☆あまちゃんの毎日ガハハハ日記☆

三男児+夫との生活、代表を務める会http://shirouiryo.com/のこと、自分の日常を綴る日日是好日

受け入れ先探し

2006-11-11 23:18:58 | 医療のこと
奈良の大淀病院の一件で、搬送受け入れに多大な時間がかかったとありました。当初の報道では6時間、とありましたが、結局は2時間以内だったらしいですが・・・

受け入れ先に時間がかかる、というのは理解ができるのですが、自分の子が一刻を争う状況だと本当に早くしてください!と祈ると思います。まもなく赤子を産む私としては、どうしてそんなに時間がかかるのか、気になるところです。友達の小児科の先生から教えてもらいました。
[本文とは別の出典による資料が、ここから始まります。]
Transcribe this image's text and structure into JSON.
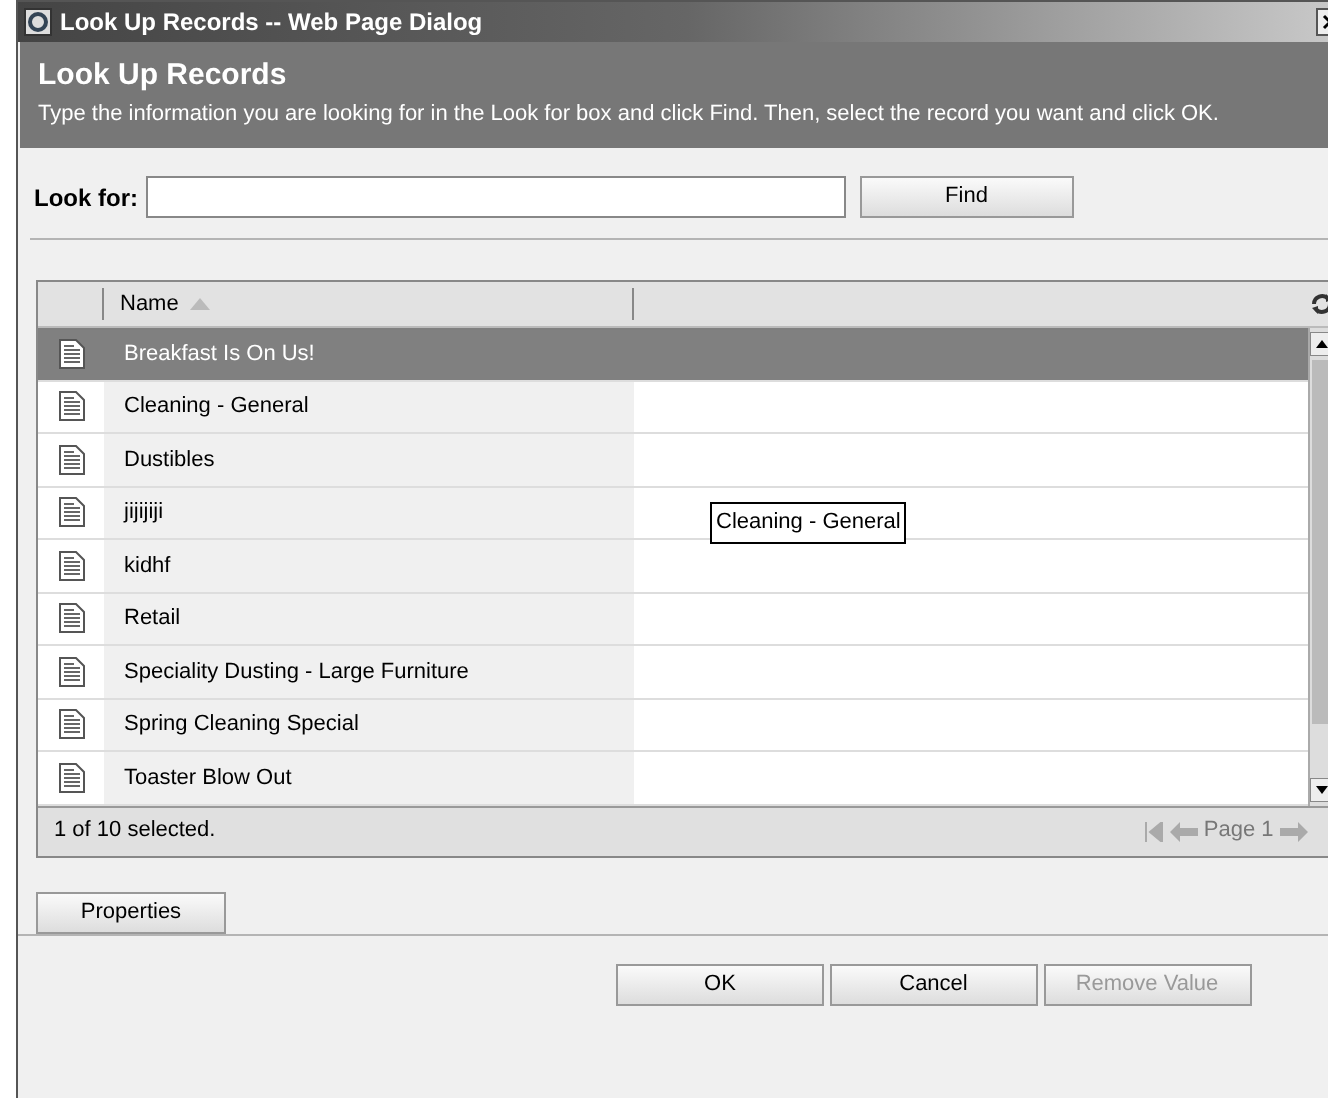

『受け入れ先を探すというのは簡単なことではありません。病態(病気の状態)が複雑であればあるほどです。先日の奈良の件で言うと、受け入れ先を探す方の医者は、心当たりの病院に電話をするわけです。一般の方は、「ベッド空いてますか?」、「空いてますよ」で済むので一件あたるのにまあ、数分もあればいいと思うかもしれませんが、実際は全く違います。受け入れ先を探す方の医者は心当たりの病院へ電話します。すると、普通は事務の当直の方がでます。ここで、自分の名前を名乗り、産科の先生へ電話の取次ぎを頼みます、運よく産科の先生が出てくれたとします(処置中や、緊急の帝王切開で電話に出れない確率も少なからずあります)。電話にでた、産科の先生に経過を伝えます。何歳の、妊娠何週目の患者さんがいつからどういう状態になっていて(本当はこれ以外に、その患者さんは今までどういう病気をしたことがあるかなどもっと伝えなくてはならない情報がありますが割愛します)、治療はこれこれをして、現在はこんな状態ですという具合です。今度はその連絡を受けたほうの産科医が自分の病院の状態を確かめます。奈良のお母さんでいうと、お母さん用のICUのベッドは空いているか、生まれてくる子どものためのベッドをNICUに確保することができるのか。緊急の帝王切開が必要だから、麻酔科医は確保できるのか。手術につく看護婦は確保できるか。産科医1人の当直だとすると助手をする医者も確保しなくてはなりません。おまけに、意識障害が続いていたり、痙攣を起こしたのだとすると、もしかしたらこの妊婦さんは脳に異常がある可能性もある。そうすると、CTをすぐに撮れる準備も必要だろう。放射線技師を呼ぶのにどのくらい時間がかかるか(放射線技師さんが当直している病院はそんなに多くないと思います)。もし脳に異常がある場合は脳外科の緊急手術も必要な可能性もある。そうすると脳外科医も確保しなくてはならない(この場合医者同士の話だと最低でも手短に患者さんの経過や状態を説明しなくてはならない。なぜなら、脳外科の医者自身が自分で対処できるかどうかを判断しなくてはならないから。ここでまた数分はかかる。)全部大丈夫だということを確認して、やっと受け入れが決まる。普通はどんなに急いでも、受け入れ先の医者があちこち連絡し確認をとる時間を入れると30分やそこらはかかります。受け入れ先が見つかるまで、この作業を繰り返さなくてはなりません。一人の医者が、目の前に重症の患者がいて、その患者の治療を続けながら、受け入れ先を探す。さらに患者の家族に詰め寄られそちらにも対処しながらというのは過酷です。当直師長(看護師長の当直)とかが上手くフォローしてくれるといいのですが、残念ですがそれができる師長はそんなに多くは居ません。』

なるほど。電車やホテルの空席空室状況とは訳が違うのはよくよくわかります。でもお医者さんが電話して事務の方が出て・・・なんていう構造、なんとかならないんでしょうか・・・いろんなブログで活発な議論が展開されていますが、改善の方向に向かうことを願ってやみません。